L’ho rapita di notte. L’ho imprigionata perché non riesco a vivere senza di lei. È il mio amore, la mia dipendenza, la mia ossessione.

Farò di tutto per tenere Sara con me.

L’ossessione non è amore, e questo è ciò che prova per me: una terribile ossessione oscura che rovina e distrugge. Che ha già distrutto la mia vita in tanti modi.

I sentimenti che Sara stava iniziando a provare nei confronti del suo carceriere, alla fine del primo libro, subiscono un violento scossone quando lei stessa viene drogata e rapita da Peter per sfuggire alle grinfie dell’FBI e raggiungere un rifugio sperduto tra i monti del Giappone.

Peter è disposto a tutto pur di tenere con sé la donna che ama e iniziare con lei una nuova vita in un luogo inaccessibile al resto del mondo. Ma Sara non è affatto d’accordo. Ed è qui che salta fuori il suo lato più combattivo, tenace e orgoglioso. Quell’odio fatto di artigli e negazione che si scontra con prepotenza con un’attrazione morbosa e un desiderio malsano, nei confronti di quello che dovrebbe apparire come un diavolo in carne e ossa, ma che spesso si rivela una vera calamita di seduzione.

Posso resistere al mostro, ma con l’uomo è tutta un’altra storia.

Durante la prigionia in quel rifugio sperduto tra i monti, la nostra protagonista subisce una lenta ma profonda trasformazione, iniziando a condividere parte della brama oscura che sprigiona Peter e restando affascinata – e al contempo sconvolta – da un lato perverso che non credeva affatto di possedere.

Un lato perverso che annichilisce i sensi… i suoi e quelli di noi lettrici.

Devo ammettere che, nei confronti di Peter, ho provato stati d’animo tremendamente contrastanti… combattendo una dura lotta tra la voglia di prenderlo a schiaffi per la sua fissazione ai limiti del patologico e il bisogno di consolarlo quando il suo lato vulnerabile veniva ferito dai continui – ma condivisibili – rifiuti di Sara.

Il cavernicolo egoista e insensibile… e l’uomo innamorato.

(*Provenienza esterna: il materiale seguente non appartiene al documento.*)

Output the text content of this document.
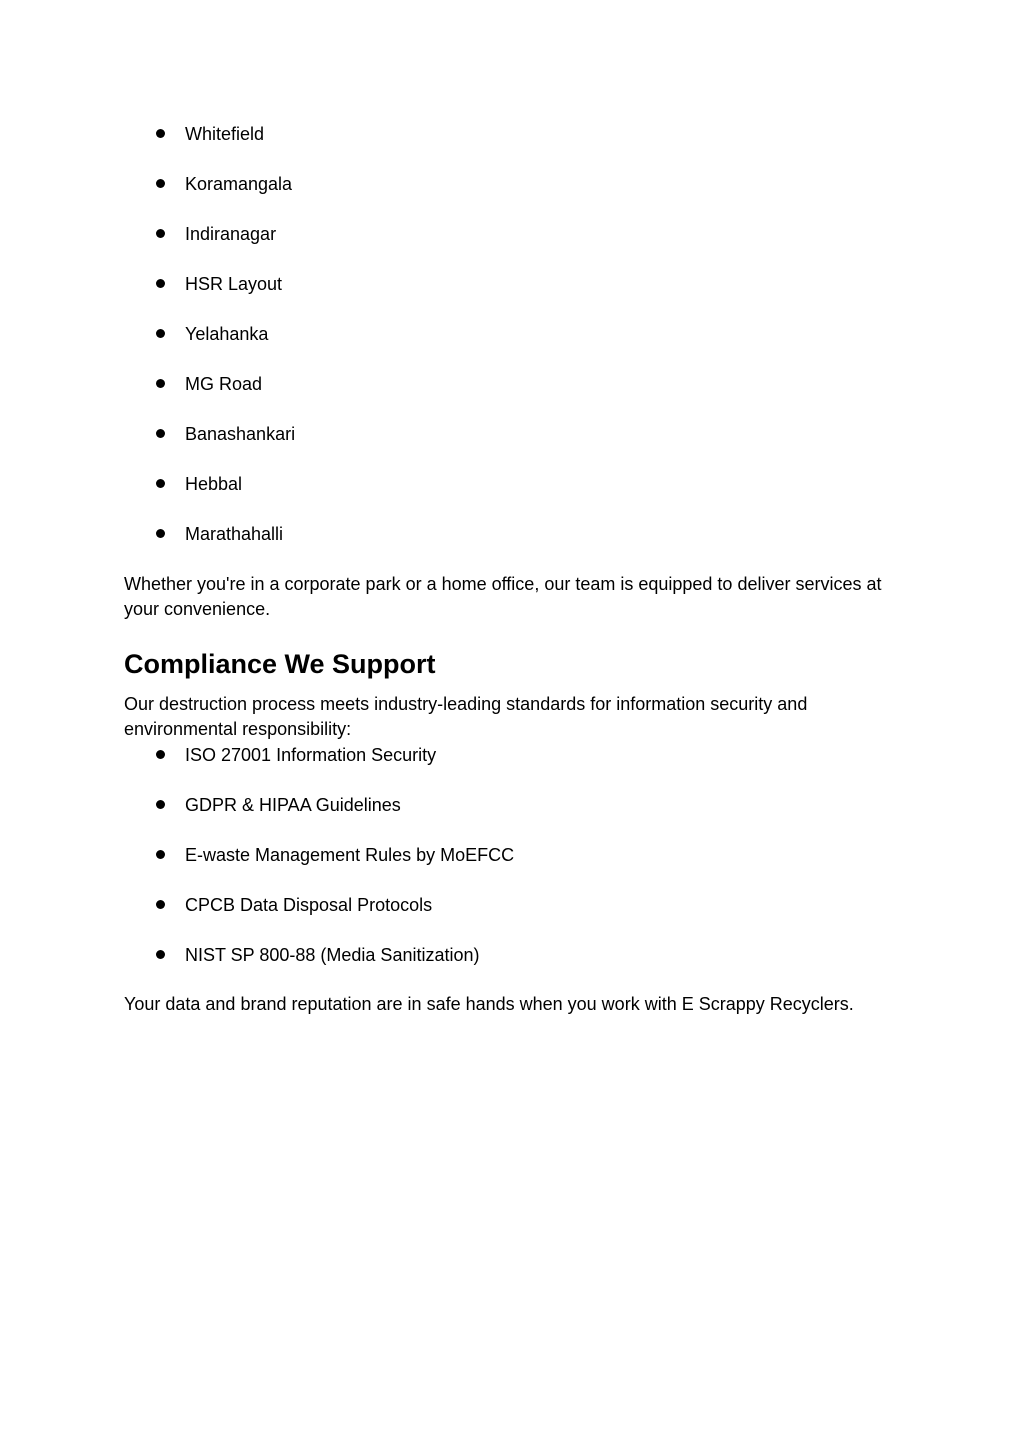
Whitefield
Koramangala
Indiranagar
HSR Layout
Yelahanka
MG Road
Banashankari
Hebbal
Marathahalli

Whether you're in a corporate park or a home office, our team is equipped to deliver services at your convenience.

Compliance We Support

Our destruction process meets industry-leading standards for information security and environmental responsibility:

ISO 27001 Information Security
GDPR & HIPAA Guidelines
E-waste Management Rules by MoEFCC
CPCB Data Disposal Protocols
NIST SP 800-88 (Media Sanitization)

Your data and brand reputation are in safe hands when you work with E Scrappy Recyclers.
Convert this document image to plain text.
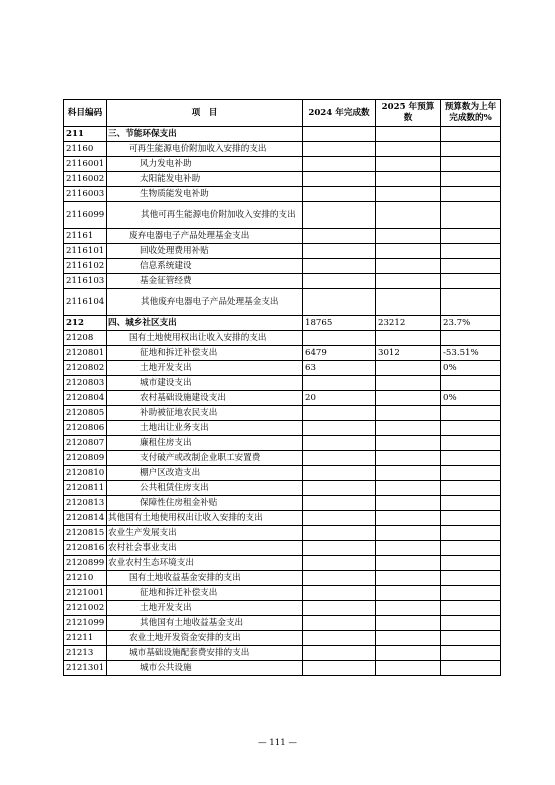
科目编码	项　目	2024 年完成数	2025 年预算数	预算数为上年完成数的%
211	三、节能环保支出			
21160	可再生能源电价附加收入安排的支出			
2116001	风力发电补助			
2116002	太阳能发电补助			
2116003	生物质能发电补助			
2116099	其他可再生能源电价附加收入安排的支出			
21161	废弃电器电子产品处理基金支出			
2116101	回收处理费用补贴			
2116102	信息系统建设			
2116103	基金征管经费			
2116104	其他废弃电器电子产品处理基金支出			
212	四、城乡社区支出	18765	23212	23.7%
21208	国有土地使用权出让收入安排的支出			
2120801	征地和拆迁补偿支出	6479	3012	-53.51%
2120802	土地开发支出	63		0%
2120803	城市建设支出			
2120804	农村基础设施建设支出	20		0%
2120805	补助被征地农民支出			
2120806	土地出让业务支出			
2120807	廉租住房支出			
2120809	支付破产或改制企业职工安置费			
2120810	棚户区改造支出			
2120811	公共租赁住房支出			
2120813	保障性住房租金补贴			
2120814	其他国有土地使用权出让收入安排的支出			
2120815	农业生产发展支出			
2120816	农村社会事业支出			
2120899	农业农村生态环境支出			
21210	国有土地收益基金安排的支出			
2121001	征地和拆迁补偿支出			
2121002	土地开发支出			
2121099	其他国有土地收益基金支出			
21211	农业土地开发资金安排的支出			
21213	城市基础设施配套费安排的支出			
2121301	城市公共设施			
— 111 —
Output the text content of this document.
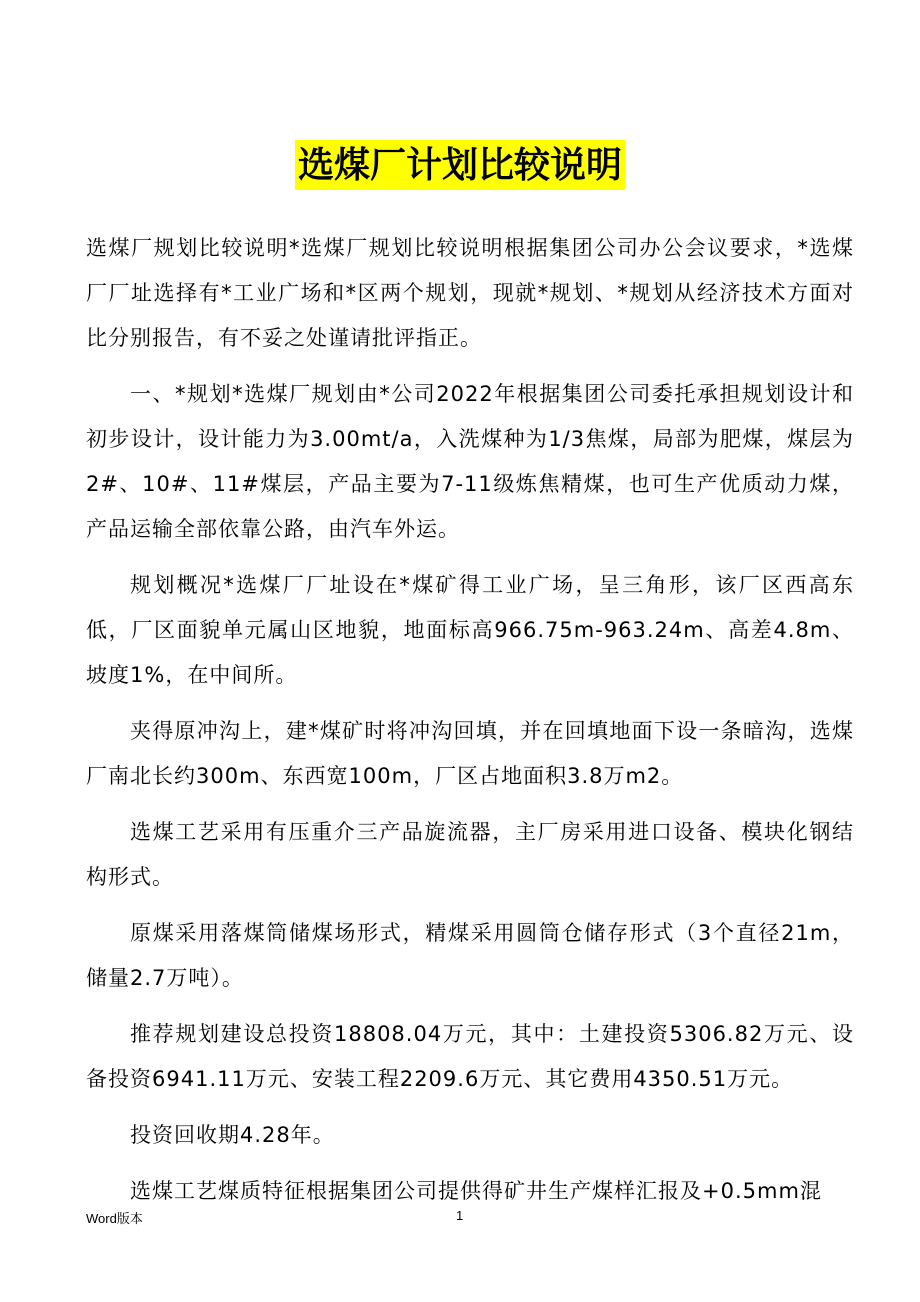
选煤厂计划比较说明

选煤厂规划比较说明*选煤厂规划比较说明根据集团公司办公会议要求，*选煤厂厂址选择有*工业广场和*区两个规划，现就*规划、*规划从经济技术方面对比分别报告，有不妥之处谨请批评指正。

一、*规划*选煤厂规划由*公司2022年根据集团公司委托承担规划设计和初步设计，设计能力为3.00mt/a，入洗煤种为1/3焦煤，局部为肥煤，煤层为2#、10#、11#煤层，产品主要为7-11级炼焦精煤，也可生产优质动力煤，产品运输全部依靠公路，由汽车外运。

规划概况*选煤厂厂址设在*煤矿得工业广场，呈三角形，该厂区西高东低，厂区面貌单元属山区地貌，地面标高966.75m-963.24m、高差4.8m、坡度1%，在中间所。

夹得原冲沟上，建*煤矿时将冲沟回填，并在回填地面下设一条暗沟，选煤厂南北长约300m、东西宽100m，厂区占地面积3.8万m2。

选煤工艺采用有压重介三产品旋流器，主厂房采用进口设备、模块化钢结构形式。

原煤采用落煤筒储煤场形式，精煤采用圆筒仓储存形式（3个直径21m，储量2.7万吨）。

推荐规划建设总投资18808.04万元，其中：土建投资5306.82万元、设备投资6941.11万元、安装工程2209.6万元、其它费用4350.51万元。

投资回收期4.28年。

选煤工艺煤质特征根据集团公司提供得矿井生产煤样汇报及+0.5mm混

Word版本	1
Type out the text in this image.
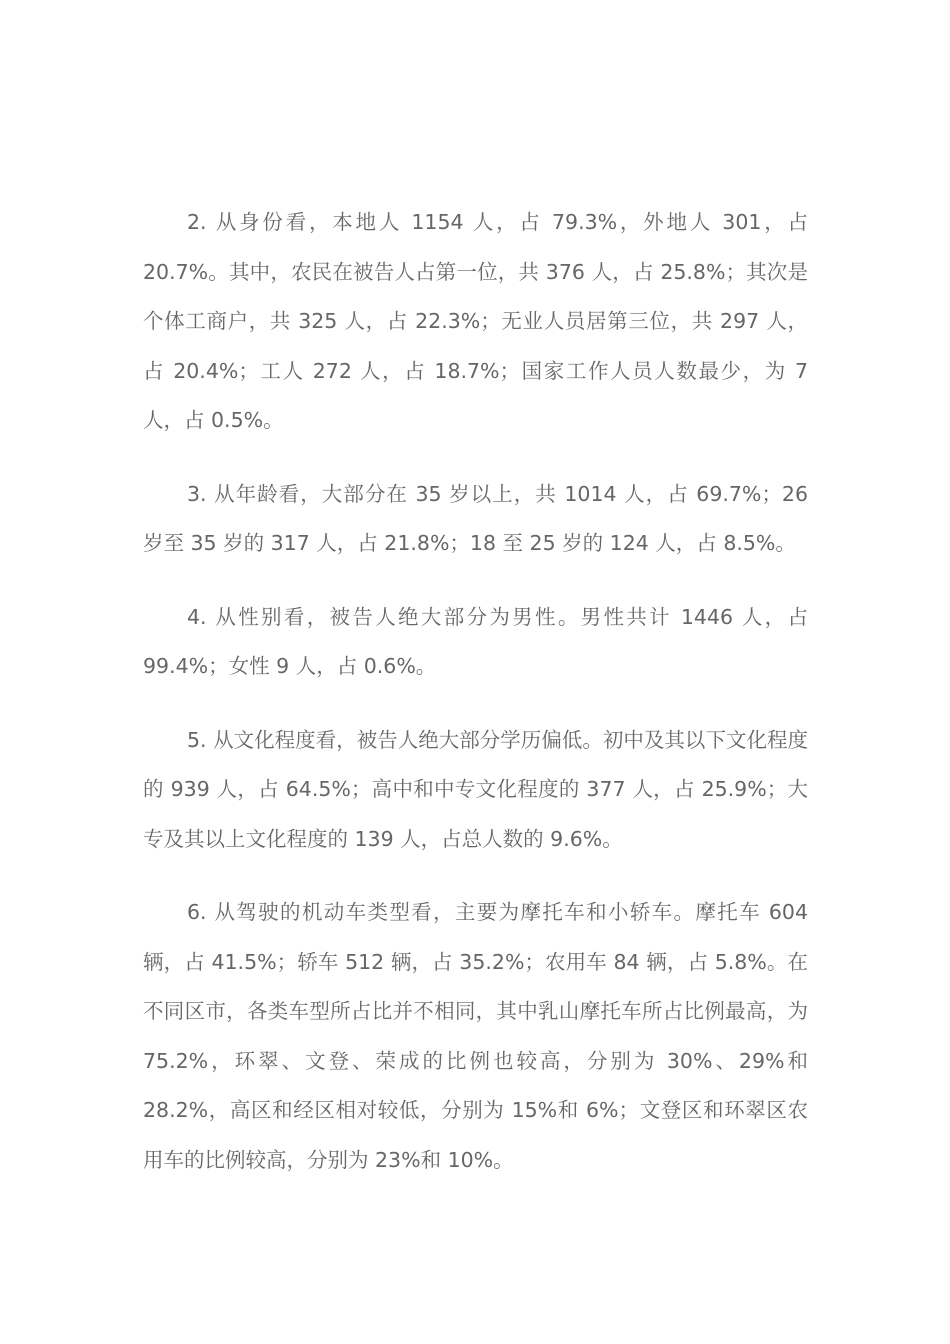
2. 从身份看，本地人 1154 人，占 79.3%，外地人 301，占 20.7%。其中，农民在被告人占第一位，共 376 人，占 25.8%；其次是个体工商户，共 325 人，占 22.3%；无业人员居第三位，共 297 人，占 20.4%；工人 272 人，占 18.7%；国家工作人员人数最少，为 7 人，占 0.5%。

3. 从年龄看，大部分在 35 岁以上，共 1014 人，占 69.7%；26 岁至 35 岁的 317 人，占 21.8%；18 至 25 岁的 124 人，占 8.5%。

4. 从性别看，被告人绝大部分为男性。男性共计 1446 人，占 99.4%；女性 9 人，占 0.6%。

5. 从文化程度看，被告人绝大部分学历偏低。初中及其以下文化程度的 939 人，占 64.5%；高中和中专文化程度的 377 人，占 25.9%；大专及其以上文化程度的 139 人，占总人数的 9.6%。

6. 从驾驶的机动车类型看，主要为摩托车和小轿车。摩托车 604 辆，占 41.5%；轿车 512 辆，占 35.2%；农用车 84 辆，占 5.8%。在不同区市，各类车型所占比并不相同，其中乳山摩托车所占比例最高，为 75.2%，环翠、文登、荣成的比例也较高，分别为 30%、29%和 28.2%，高区和经区相对较低，分别为 15%和 6%；文登区和环翠区农用车的比例较高，分别为 23%和 10%。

Ecco le due facce intriganti di una stessa medaglia, che spesso e volentieri mi ha confuso con reazioni violente e altalenanti.

“Sei mia, Sara, e lo sarai sempre, a prescindere da tutto.  A prescindere da ciò che devo fare per tenerti con me.”

Piega la testa, e sento il calore del suo respiro sulle mie labbra, mentre sussurra: “A prescindere da chi devo uccidere per averti.”

Peter appare un bambino capriccioso e possessivo, che a volte ti fa formicolare le dita per la voglia di strangolarlo, mentre altre… è di una tenerezza davvero fuori dal comune. Mostrando una dolcezza e una premura tale da farti ammutolire, troncando sul nascere ogni protesta o insulto che vorresti urlargli contro.

Soprattutto quando apre il suo cuore a Sara, condividendo con lei pezzetti del suo doloroso passato. O magari quando, dopo aver rischiato di perdere la donna che ama, si lascia invadere da un briciolo di senso di colpa, sebbene tardivo e comunque incapace di spegnere un’ossessione ormai divenuta incontenibile.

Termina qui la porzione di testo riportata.